Тревожно мне. То ли и дед почувствовал тревогу и не выдержал. То ли дед умер, и поэтому тревожно. Вроде бы возраст, время пришло, закон природы, а так тревожно стало без деда.
ЛЕВ МИХАЙЛОВИЧ
Когда я притронулся к нему, как всегда, поразила неживая холодность тела. И не просто неживая — мертвая. Это какой-то особый холод. Мертвые холоднее льда. Все так похоже на деда, но не дед. Какое-то нелепое правдоподобие. Дотронулся до рук его — того, что было руками, — провел по лбу, бровям. Как будто хотел удержать нечто от нас уходящее. При жизни его мне в голову бы никогда не пришло положить ему руку на лоб.
Я понимаю, в конце концов смерть — вещь естественная, это тоже жизнь. Пусть для истории роль личности и невелика, но это уже потом, когда все нынешнее станет историей. А сейчас для живущих, для действующих, для непосредственно окружающих смерть любого всегда оказывается причиной грандиозных перемен, всего сегодняшнего, того, что, глядишь, и станет историей. Смерть — самое влияющее на жизнь событие. И сколько бы ни говорили вокруг, что событие это естественное, нормальное и неизбежное, оно становится страшным. Ведь по какому пути пойдут изменения, мы не можем знать, грядущее непредсказуемо, ибо его нет еще, нет физически, и из каких составных частей оно соберется, знать нам не дано.
Страшно, всегда страшно, когда умирает кто-то рядом, страшно, когда умирает заведомо хороший человек. Безотчетно страшно, даже если умершего ждет вечное блаженство, которое, может, есть, а может, нет. Мне страшно, потому и мысль моя бьется, крутится на месте, не может отойти в сторону… Собственно, так часто бывает, когда встречаешься со смертью в своем кругу. Страшно и больно, потому что очень уж хороший человек был, но воочию видишь это лишь сейчас, глядя на него мертвого.

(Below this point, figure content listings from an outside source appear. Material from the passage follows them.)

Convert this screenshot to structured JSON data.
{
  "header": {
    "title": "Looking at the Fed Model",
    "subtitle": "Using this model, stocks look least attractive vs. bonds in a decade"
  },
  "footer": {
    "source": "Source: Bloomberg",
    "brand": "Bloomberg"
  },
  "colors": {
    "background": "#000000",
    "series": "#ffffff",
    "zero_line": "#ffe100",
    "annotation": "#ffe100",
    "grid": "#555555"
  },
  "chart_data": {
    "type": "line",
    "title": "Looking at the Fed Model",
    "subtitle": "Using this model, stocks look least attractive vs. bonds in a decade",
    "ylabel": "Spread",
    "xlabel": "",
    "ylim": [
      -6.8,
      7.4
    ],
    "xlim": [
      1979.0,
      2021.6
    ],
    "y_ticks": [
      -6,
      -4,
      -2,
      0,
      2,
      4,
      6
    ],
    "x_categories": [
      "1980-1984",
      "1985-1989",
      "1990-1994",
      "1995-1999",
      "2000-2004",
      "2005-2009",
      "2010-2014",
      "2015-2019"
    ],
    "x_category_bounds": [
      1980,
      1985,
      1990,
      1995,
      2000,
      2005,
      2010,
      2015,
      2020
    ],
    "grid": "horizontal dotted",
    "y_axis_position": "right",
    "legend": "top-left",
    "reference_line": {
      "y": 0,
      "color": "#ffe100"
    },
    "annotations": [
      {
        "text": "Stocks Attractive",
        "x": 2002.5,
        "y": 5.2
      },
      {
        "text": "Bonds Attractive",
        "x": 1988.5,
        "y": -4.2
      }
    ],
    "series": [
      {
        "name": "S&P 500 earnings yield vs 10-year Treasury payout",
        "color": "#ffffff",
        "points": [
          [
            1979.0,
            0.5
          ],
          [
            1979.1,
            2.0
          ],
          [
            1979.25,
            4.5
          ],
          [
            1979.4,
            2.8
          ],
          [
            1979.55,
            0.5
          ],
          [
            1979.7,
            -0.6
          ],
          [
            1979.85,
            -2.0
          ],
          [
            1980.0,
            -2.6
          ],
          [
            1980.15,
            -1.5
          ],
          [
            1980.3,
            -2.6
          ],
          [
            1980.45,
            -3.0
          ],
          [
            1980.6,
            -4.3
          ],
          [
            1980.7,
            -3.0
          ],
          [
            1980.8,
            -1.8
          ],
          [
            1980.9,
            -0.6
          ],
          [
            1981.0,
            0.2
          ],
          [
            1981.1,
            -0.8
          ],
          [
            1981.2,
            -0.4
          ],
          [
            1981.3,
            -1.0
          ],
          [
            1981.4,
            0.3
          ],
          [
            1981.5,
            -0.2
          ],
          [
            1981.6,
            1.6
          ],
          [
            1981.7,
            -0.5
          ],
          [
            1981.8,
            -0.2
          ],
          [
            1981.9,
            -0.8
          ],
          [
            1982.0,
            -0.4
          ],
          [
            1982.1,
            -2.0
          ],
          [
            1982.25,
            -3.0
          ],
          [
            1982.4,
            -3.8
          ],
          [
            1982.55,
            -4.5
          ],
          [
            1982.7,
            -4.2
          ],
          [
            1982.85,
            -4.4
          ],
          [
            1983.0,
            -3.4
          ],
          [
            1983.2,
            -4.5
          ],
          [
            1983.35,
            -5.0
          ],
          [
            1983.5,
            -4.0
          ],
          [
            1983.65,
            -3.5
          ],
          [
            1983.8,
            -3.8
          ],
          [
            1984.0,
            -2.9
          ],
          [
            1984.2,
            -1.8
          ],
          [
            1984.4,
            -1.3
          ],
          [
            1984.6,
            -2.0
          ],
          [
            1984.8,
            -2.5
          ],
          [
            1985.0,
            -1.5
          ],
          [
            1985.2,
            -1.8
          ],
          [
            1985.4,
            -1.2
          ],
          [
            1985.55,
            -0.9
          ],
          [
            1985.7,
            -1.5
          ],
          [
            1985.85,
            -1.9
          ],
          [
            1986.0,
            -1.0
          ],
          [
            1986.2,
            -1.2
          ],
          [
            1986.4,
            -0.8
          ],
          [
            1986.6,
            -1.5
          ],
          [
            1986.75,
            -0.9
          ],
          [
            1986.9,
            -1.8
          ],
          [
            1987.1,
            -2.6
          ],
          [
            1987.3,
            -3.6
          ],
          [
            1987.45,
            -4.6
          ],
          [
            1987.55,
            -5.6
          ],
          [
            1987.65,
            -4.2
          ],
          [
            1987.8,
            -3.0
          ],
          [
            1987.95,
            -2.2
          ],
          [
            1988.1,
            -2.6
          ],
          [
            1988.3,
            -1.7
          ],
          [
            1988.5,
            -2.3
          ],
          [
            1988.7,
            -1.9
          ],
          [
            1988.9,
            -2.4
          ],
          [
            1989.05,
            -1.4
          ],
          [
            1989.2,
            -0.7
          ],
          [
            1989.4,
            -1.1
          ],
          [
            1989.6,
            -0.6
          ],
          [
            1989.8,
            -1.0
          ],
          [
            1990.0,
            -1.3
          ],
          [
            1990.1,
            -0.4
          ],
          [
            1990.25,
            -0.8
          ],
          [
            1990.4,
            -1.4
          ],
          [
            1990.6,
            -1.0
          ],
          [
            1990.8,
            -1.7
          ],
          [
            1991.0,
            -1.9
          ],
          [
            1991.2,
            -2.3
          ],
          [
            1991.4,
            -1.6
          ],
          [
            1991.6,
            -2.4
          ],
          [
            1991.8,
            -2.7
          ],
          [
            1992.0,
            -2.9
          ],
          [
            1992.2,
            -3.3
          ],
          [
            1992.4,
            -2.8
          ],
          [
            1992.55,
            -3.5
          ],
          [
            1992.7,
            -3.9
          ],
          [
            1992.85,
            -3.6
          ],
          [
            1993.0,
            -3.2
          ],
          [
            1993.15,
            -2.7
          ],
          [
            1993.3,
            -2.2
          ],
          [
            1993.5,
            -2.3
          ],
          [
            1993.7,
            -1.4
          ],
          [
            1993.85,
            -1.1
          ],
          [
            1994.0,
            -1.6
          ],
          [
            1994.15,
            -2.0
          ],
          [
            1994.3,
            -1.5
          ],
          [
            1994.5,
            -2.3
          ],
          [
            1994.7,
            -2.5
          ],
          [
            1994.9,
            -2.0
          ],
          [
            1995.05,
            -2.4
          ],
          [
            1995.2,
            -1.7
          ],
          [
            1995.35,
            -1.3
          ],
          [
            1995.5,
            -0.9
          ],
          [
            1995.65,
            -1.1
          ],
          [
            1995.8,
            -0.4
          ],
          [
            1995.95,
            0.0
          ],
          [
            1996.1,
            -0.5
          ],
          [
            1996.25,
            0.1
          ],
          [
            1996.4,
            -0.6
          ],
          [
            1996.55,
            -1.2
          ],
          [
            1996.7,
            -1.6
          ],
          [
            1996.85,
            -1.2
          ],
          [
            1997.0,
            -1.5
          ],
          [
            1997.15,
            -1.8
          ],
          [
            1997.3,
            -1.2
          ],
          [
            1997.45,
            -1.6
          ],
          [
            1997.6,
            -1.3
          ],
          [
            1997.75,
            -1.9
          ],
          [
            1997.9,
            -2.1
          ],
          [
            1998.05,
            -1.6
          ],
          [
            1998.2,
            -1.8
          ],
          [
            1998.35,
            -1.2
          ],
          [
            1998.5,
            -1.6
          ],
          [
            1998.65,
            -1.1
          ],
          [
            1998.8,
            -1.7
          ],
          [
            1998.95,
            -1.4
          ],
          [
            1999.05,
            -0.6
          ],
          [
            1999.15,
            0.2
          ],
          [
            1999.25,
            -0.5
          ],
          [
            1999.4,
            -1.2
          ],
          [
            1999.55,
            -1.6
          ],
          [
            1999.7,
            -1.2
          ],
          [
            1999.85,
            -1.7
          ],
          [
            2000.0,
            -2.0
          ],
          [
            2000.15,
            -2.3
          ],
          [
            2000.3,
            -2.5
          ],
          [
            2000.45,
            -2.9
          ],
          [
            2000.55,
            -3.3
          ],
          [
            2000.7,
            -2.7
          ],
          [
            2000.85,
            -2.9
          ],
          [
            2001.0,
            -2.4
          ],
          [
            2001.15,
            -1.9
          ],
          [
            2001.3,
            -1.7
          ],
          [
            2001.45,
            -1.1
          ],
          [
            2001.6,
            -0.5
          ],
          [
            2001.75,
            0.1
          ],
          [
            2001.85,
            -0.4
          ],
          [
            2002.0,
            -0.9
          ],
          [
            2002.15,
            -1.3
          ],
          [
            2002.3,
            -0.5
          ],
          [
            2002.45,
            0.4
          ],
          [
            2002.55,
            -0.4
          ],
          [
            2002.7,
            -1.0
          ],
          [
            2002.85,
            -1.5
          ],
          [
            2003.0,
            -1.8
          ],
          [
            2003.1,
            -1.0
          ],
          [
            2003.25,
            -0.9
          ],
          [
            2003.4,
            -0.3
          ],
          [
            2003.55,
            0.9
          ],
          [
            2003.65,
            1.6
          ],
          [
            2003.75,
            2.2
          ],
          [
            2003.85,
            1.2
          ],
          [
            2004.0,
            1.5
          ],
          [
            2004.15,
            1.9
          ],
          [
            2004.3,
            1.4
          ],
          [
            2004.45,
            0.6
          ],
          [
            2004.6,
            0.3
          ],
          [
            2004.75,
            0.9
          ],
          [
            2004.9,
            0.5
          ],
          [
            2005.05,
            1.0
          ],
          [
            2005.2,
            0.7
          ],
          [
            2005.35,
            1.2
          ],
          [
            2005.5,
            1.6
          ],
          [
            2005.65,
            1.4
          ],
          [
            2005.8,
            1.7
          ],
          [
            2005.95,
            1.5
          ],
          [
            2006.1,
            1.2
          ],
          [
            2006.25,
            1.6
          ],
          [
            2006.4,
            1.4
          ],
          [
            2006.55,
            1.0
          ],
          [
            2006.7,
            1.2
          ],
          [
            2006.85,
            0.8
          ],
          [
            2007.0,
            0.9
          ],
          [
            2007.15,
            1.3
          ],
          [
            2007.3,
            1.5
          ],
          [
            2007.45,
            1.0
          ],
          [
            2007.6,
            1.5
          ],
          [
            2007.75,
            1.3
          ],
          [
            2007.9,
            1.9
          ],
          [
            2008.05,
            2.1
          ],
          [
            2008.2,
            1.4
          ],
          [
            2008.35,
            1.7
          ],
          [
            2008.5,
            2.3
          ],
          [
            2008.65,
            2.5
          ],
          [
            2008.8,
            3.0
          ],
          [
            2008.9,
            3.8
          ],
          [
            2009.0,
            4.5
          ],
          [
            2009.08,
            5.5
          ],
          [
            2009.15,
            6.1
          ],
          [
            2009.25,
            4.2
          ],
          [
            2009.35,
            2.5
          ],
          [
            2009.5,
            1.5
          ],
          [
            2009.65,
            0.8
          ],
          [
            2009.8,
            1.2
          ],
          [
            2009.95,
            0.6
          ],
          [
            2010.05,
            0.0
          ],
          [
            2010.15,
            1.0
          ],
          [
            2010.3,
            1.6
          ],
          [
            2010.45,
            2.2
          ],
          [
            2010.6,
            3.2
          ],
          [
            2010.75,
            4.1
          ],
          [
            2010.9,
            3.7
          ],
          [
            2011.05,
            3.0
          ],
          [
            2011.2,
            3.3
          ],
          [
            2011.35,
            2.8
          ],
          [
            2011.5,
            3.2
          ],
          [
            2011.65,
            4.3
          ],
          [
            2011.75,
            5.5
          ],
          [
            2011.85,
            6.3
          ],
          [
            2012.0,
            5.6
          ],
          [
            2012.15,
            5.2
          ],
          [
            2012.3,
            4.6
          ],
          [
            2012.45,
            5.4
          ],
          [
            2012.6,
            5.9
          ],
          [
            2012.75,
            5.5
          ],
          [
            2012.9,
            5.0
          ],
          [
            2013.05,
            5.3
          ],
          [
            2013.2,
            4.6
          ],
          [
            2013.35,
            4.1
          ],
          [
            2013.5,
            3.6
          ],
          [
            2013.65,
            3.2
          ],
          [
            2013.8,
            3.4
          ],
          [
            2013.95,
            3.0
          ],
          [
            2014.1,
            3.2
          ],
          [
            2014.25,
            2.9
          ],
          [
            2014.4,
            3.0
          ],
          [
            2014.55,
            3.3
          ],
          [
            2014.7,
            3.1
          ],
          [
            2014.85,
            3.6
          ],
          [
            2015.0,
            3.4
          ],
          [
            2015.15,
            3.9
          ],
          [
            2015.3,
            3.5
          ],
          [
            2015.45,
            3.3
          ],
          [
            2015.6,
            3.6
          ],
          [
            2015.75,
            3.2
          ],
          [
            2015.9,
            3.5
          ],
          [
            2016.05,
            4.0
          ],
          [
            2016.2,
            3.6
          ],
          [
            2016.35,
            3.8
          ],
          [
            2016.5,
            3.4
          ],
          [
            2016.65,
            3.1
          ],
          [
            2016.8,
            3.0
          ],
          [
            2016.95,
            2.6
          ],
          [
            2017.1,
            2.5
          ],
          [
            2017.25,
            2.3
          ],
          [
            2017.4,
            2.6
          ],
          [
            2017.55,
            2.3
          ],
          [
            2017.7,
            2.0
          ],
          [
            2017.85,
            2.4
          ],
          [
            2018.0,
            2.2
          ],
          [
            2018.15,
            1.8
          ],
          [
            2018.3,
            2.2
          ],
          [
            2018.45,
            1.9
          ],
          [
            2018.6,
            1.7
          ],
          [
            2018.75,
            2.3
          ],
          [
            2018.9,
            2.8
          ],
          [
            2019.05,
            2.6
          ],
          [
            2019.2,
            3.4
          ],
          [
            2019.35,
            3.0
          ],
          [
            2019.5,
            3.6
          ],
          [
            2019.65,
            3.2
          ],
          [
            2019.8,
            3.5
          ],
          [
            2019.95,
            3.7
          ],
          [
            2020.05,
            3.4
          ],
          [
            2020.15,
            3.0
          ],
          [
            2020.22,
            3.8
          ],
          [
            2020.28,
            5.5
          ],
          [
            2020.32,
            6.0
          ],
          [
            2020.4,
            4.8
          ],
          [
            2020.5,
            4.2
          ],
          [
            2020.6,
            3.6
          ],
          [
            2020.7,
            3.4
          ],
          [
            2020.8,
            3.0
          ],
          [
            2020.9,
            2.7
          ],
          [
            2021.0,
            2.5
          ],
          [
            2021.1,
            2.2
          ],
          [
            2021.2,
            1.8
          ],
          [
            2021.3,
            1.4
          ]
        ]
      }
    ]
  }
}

Я посмотрел на то, что было его лицом, лбом, головой. Какие мысли бурлили там, какие желания рождались внутри этого тела в молодости — мне и представить невозможно. Конечно, были и тривиальные мысли, наверно, и обычные, может, и низкие желания, но не они определили тот уровень доброты и лучезарности, что так животворили все вокруг. Оказалось, много значил дед для нас при жизни, но сейчас от него не исходило никакого умиротворения… Может, и было какое умиротворение и покой, но не для жизни. Что-то стабильное в отличие от круговерти, где все мы остались, — круговерти, которая и есть жизнь.